The current building is about 5,200 square feet and has nine examination rooms, a full intensive care unit, two surgery suites and a spacious lobby. It has added two board-certified criticalists, emergency doctors and emergency technicians to staff the hospital for the launch in June.

It has also added an internal medicine doctor who will be in-house most of the week to see more serious cases and chronic illnesses.

Veterinary Technician Jordan Powell prepares a dog for surgery at the Washington Ave Animal Hospital. Photo/Mark Zimmaro

The staff also includes an ophthalmologist, a part-time cardiologist and part-time anesthesiologists, and it will add more specialists over time, according to Lands.

“The short-term plan is launching PASE here at Washington Ave,” Lands said. “And we are building a state-of-the-art facility with all the bells and whistles. Anything and everything you would think about in a human hospital, for the most part, we will have here in our veterinary hospital.”

PASE will join the University of Pennsylvania’s Ryan Hospital at 3900 Spruce St. and Veterinary Specialty & Emergency Center’s BluePearl Pet Hospital at 1114 S. Front St. as the only 24-7 pet hospitals in the city.

Veterinary Technician Jermaine Smalls works behind the scenes at the Washington Ave Animal Hospital. Photo/Mark Zimmaro

“South Philly is underserved by veterinarians,” Lands said. “There just aren’t any veterinarians in this area. And we all know this is one of the fastest-growing ZIP codes in America. So we saw there was a void and that pets needed to be treated so we decided to build here. This has been my dream for many, many years. It just took a little bit of time to get the right team together to build a facility I knew was needed.”

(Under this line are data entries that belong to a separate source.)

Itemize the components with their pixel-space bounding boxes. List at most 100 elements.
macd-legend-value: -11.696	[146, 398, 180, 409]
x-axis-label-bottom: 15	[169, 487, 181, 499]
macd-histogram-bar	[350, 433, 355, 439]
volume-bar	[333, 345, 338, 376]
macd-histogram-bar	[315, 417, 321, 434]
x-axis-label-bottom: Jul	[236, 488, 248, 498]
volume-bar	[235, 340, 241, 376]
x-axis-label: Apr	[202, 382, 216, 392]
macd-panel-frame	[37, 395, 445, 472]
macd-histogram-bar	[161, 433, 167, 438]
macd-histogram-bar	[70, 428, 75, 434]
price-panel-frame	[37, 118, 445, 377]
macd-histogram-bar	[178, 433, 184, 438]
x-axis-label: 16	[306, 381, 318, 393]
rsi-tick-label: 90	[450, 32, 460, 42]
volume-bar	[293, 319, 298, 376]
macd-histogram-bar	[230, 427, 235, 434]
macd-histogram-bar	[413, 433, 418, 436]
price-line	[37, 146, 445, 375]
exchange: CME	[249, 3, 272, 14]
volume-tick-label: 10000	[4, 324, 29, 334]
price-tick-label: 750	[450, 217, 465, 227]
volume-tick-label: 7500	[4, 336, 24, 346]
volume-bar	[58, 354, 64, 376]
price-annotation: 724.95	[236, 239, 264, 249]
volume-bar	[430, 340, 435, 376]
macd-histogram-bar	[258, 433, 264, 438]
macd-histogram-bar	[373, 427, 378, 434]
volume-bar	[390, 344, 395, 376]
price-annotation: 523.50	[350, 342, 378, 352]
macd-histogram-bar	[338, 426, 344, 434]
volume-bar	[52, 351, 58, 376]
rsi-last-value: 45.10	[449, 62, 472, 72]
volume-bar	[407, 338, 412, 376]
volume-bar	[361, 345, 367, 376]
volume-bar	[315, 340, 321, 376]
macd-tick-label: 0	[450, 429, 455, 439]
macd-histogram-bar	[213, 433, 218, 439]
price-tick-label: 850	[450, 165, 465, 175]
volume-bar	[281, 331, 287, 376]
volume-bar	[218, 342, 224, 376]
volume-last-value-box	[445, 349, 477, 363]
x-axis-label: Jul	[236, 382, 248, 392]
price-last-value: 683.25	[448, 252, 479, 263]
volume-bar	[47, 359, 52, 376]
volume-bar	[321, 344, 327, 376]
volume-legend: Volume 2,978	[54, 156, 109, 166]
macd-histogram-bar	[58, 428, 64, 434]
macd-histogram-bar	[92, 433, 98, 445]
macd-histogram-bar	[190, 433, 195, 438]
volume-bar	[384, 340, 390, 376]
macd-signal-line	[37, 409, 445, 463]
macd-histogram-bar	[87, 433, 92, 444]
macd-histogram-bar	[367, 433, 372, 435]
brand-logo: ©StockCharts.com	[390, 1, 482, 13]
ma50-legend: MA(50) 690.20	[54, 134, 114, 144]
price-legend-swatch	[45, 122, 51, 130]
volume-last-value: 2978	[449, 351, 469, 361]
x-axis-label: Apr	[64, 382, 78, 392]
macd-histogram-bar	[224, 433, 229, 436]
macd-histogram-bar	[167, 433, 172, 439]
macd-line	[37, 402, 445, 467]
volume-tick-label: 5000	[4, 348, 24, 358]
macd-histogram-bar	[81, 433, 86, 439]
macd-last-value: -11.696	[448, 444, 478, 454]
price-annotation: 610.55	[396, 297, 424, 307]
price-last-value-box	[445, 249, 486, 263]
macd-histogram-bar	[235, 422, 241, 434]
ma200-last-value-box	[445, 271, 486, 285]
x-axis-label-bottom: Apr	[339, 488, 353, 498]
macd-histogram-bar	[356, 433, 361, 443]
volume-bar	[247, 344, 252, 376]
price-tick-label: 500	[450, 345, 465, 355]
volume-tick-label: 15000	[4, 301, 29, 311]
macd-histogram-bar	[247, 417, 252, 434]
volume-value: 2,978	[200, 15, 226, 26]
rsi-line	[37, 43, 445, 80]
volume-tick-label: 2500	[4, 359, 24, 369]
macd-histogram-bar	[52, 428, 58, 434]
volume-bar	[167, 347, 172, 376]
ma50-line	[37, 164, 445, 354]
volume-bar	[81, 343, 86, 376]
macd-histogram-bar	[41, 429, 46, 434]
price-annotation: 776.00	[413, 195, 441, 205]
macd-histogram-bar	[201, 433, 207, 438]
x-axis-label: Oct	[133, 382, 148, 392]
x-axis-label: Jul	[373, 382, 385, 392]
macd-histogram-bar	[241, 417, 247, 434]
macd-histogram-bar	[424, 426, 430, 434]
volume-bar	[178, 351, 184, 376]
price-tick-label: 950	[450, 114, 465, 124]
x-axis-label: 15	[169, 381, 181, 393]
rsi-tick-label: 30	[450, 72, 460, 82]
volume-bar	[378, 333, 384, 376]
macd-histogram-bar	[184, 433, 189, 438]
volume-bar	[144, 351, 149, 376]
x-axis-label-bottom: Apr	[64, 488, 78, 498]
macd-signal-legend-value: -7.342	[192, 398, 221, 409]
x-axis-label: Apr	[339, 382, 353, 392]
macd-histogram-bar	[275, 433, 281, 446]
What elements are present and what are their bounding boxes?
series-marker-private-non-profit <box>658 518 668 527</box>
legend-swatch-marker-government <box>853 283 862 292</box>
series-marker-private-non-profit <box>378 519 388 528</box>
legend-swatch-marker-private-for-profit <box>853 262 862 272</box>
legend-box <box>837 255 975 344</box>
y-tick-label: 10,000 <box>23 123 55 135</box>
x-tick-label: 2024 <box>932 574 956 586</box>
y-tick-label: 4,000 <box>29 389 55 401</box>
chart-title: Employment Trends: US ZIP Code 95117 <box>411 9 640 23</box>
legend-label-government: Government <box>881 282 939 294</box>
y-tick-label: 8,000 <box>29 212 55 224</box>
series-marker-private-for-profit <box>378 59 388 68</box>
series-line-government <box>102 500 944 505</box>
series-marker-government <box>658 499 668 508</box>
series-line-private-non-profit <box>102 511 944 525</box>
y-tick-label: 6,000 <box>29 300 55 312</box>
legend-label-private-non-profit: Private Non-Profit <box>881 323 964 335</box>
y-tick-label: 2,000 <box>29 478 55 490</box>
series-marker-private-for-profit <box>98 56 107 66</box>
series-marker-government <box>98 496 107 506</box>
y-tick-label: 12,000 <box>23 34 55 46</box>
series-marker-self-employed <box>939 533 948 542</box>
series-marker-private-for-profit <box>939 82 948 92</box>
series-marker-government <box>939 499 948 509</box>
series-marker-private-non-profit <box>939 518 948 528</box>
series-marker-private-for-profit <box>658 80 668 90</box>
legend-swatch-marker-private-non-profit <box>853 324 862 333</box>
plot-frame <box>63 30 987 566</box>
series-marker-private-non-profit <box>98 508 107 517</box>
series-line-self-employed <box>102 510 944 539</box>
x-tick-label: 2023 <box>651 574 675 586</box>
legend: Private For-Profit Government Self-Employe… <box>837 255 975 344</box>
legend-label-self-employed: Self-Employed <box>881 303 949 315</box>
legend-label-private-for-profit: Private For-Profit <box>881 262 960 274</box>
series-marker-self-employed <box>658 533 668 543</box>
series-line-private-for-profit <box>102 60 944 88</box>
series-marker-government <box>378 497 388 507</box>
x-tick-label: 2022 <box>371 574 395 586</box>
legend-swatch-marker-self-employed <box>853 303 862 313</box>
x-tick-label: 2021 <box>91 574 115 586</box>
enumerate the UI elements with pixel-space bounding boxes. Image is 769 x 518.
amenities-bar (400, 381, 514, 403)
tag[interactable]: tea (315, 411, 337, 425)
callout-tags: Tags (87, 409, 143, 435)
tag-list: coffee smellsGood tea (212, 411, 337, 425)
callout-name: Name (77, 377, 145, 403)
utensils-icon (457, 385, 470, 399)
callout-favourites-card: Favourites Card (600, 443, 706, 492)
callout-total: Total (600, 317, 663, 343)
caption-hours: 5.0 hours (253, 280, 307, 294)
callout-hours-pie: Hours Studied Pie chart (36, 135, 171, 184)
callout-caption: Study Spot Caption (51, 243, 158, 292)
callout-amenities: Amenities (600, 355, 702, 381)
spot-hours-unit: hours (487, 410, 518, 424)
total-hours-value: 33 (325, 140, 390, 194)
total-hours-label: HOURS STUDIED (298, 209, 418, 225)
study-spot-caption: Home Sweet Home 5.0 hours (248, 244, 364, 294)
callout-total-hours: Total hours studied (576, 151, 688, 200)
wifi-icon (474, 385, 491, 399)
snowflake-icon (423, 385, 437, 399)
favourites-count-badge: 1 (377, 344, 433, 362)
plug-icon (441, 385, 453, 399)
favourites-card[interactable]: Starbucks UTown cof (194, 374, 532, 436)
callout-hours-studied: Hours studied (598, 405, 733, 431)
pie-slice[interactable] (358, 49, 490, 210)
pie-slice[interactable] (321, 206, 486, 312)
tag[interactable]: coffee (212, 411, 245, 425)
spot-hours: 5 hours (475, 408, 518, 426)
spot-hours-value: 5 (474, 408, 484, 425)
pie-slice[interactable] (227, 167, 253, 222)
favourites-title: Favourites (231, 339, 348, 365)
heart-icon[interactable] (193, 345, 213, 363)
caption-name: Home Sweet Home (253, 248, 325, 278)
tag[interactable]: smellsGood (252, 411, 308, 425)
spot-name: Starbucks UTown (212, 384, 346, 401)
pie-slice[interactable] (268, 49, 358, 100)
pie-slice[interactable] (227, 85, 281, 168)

Lands, a Linwood, New Jersey native, graduated from the University of Maryland and graduated cum laude from St. George’s University, before completing his fourth year of clinical at Ohio State University, earning his degree in veterinary medicine. He completed his internship at Red Bank Veterinary Hospital in Tinton Falls, New Jersey.

Lands has recently worked as the director of emergency and critical care at the Saint Francis Veterinary Center of South Jersey before opening his own practice in October. He has seen steady growth in his first six months and has expanded his staff to about 30 members.

“We’ve grown from a two-doctor practice all the way up to eight general practitioners in a matter of six months,” Lands said. “The growth has been real. I think we definitely found that pocket of Philadelphia where the community was underserved by veterinarians, and we were able to provide that service to them. We’ve been very busy, as have many vets been across America.”